Dari Desa Lunjuk, perjalanan masih harus memakan waktu sekira satu jam untuk tiba di simpang Desa Sekalak yang dihuni 753 jiwa itu. Bebatuan terjal, jalan menanjak dengan kemiringan mencapai 60 derajat jadi tantangan tersendiri untuk mencapai desa tersebut, belum lagi adanya mobil-mobil besar milik perusahaan tambang yang menyebarkan debu hingga pasir yang memekakan mata.
Desa Sekalak sendiri berada di antara perbukitan dan lembah di hutan produksi terbatas (HPT) bukit badas dan hutan lindung. Perlu kembali masuk sekira 1,5 km dari simpang jalan, untuk tiba di pusat desa yang mayoritas pekebun kopi dan petani sawah itu.
Jalan yang berstuktur tanah kuning bercampur batu koral, sangat sulit dilalui kendaraan ketika hujan tiba. Ditambah tanjakan dengan kemiringan sekira 45 hingga 60 derajat membuat jalan desa tersebut sulit dilalui kendaraan umum. Perlu kendaraan modifikasi untuk sampai ke lokasi tujuan.
Setelah perjalanan sekira 3 jam yang membuat perut 'diayun-ayun' gelombang jalan. Perjalanan pun tiba di desa yang dipimpin Sudarmono selaku kepala desa (Kades) Sekalak. Desa dengan luas sekira 139 hektare (Ha) ini masih tertinggal. Tidak ada aliran listrik, rumah pun jauh dari kata mewah.
Konon, desa ini dijaga sosok manusia jelmaan harimau. Mitos tersebut dipercaya masyarakat sebagai nenek moyang. Puyang Tingkis namanya.
"Kami masih menggunakan tenaga surya. Nyalanya saat malam," kata Sudarmono, Kades Sekalak.
Malam itu, cuaca cerah menyelimuti Desa Sekalak. Satu per satu masyarakat berdatangan di rumah kades Sudarmono. Kedatangan mereka untuk menyerahkan persyaratan pemasangan jaringan aliran listrik.
Tidak kurang dari sepuluh orang duduk secara melingkar, menggunakan kursi plastik. Ada juga duduk di kursi panjang. Mereka berbincang menggunakan bahasa daerah, Melayu tepatnya. Sesekali menuangkan air kopi dan teh dari teko ke dalam gelas yang disiapkan istri Sudarmono.
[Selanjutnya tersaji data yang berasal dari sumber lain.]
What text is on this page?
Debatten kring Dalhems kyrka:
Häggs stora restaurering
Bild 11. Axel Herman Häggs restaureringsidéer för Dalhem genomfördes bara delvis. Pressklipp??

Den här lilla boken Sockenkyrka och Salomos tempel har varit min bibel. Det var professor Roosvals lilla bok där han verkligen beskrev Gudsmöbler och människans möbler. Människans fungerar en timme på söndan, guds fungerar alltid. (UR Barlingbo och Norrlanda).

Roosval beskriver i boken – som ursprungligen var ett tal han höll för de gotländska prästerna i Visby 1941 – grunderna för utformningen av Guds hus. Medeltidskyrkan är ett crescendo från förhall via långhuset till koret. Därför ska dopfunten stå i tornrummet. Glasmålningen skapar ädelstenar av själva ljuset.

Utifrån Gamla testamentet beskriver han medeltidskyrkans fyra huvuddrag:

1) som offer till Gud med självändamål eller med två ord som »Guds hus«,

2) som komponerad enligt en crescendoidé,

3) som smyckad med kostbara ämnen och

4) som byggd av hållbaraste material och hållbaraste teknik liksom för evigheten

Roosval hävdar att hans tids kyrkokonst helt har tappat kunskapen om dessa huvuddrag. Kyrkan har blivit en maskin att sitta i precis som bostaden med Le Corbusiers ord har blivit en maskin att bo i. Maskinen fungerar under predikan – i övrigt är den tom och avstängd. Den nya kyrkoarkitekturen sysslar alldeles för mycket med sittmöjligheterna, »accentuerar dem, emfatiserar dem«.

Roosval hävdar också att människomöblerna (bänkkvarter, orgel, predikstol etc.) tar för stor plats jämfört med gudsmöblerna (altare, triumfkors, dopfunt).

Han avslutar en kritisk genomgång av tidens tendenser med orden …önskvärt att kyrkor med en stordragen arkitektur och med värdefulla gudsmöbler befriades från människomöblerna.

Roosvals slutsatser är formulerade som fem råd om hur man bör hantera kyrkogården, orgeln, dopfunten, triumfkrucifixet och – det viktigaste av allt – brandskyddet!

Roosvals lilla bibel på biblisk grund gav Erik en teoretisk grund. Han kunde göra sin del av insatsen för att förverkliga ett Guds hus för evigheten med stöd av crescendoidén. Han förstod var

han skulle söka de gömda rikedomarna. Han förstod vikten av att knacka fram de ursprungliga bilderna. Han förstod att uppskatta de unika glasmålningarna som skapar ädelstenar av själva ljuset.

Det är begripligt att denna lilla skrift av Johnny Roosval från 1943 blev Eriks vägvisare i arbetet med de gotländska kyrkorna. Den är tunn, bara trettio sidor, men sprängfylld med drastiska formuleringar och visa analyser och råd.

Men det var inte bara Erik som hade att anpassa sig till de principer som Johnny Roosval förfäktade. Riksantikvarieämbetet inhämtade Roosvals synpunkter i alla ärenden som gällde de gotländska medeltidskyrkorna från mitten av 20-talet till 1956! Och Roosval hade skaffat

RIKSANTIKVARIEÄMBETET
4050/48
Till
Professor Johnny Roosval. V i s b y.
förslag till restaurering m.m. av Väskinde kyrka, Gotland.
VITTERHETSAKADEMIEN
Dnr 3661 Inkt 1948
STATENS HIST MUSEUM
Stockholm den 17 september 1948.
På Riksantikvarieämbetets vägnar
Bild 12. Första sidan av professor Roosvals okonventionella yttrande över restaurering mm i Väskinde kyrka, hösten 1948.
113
Tak lama berselang, sosok pria uzur tiba di rumah perangkat desa ini. Bawaannya santai. Mengenakan kain dan duduk di kursi kayu. Dia masih terlihat gagah. Safri namanya. Anggota badan musyawarah adat (BMA) Desa Sekalak.
Rambutnya memutih. Pria ini salah satu orang tertua di desa yang dipimpin Sudarmono. Dia hanya bisa menggunakan bahasa daerah. Safri mengetahui cerita Puyang Tingkis, nenek moyang warga yang didiami 253 kepala keluarga (KK) ini.